I’m having the exact same problem - when I compile the draft, the citations go missing and I’m left with \footnote{} in their place. If I uncheck “parse footnotes” box in the MMD settings, the citation commands remain, but there are no longer any footnotes in the document.

I downloaded the newest release of MMD and installed it in the folder mentioned above, but that didn’t solve the problem. There’s a very good chance I installed it wrong (I dragged and dropped it in from the downloads folder). If that’s not the case, though, any ideas for what else I might be able to do to solve the problem?

Just to follow up on my earlier question… I did check out the discussion in the google group and the other thread on this forum that addresses this concern.

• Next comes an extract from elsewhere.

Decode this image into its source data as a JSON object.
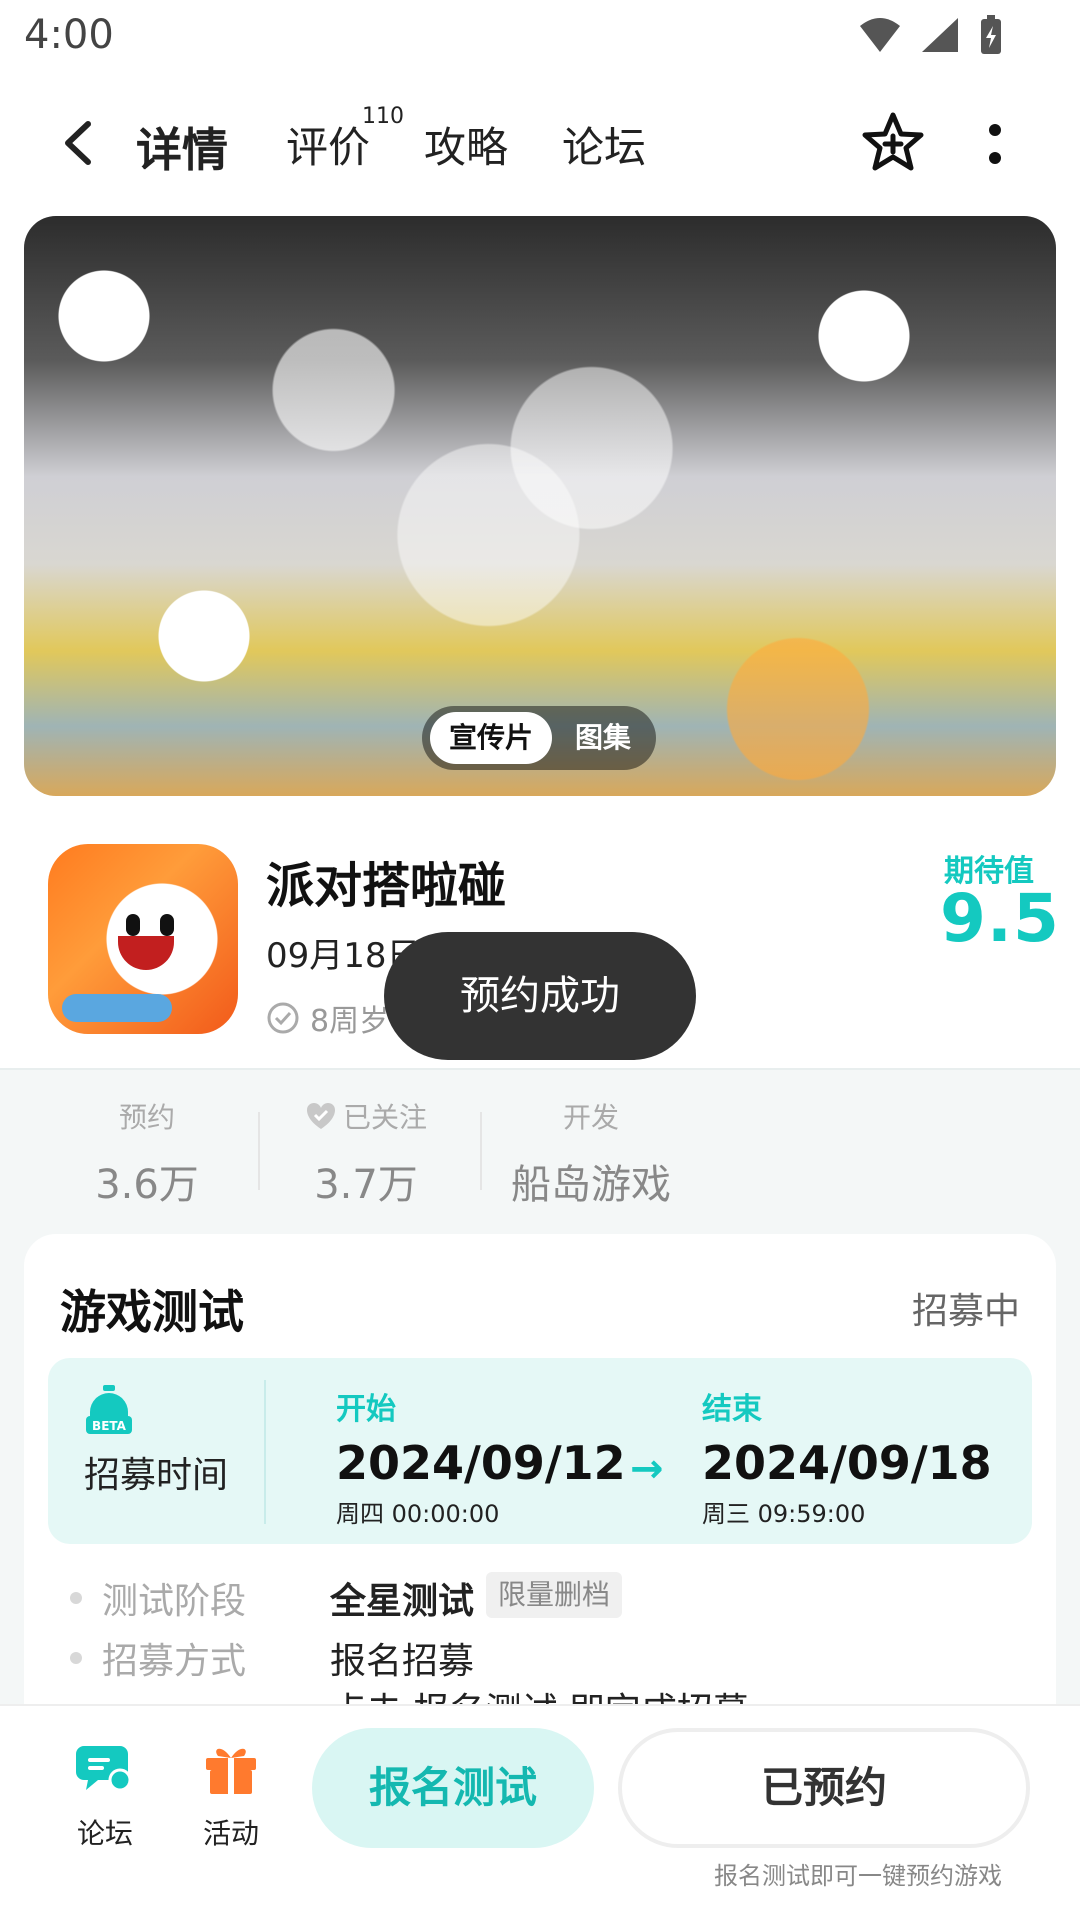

I am so sorry for being difficult, but it could have easily been in Greek/Latin/Swahili for all that I understood of it. :blush:

small words, numbered instructions, few syllabus… please!

This issue ought to be taken up in the Google group. While Fletcher, the developer of MMD, does stop by on this forum from time to time, you’ll get much faster support over there. Unless your problem is Scrivener based, but if it is that would be a new one. If your Scrivener produced MMD files look like: [^fn32]: then yes, that issue needs to be resolved here. Otherwise if it looks like [^fn32]: Yada yada you’ll have much better support over in the MMD forum.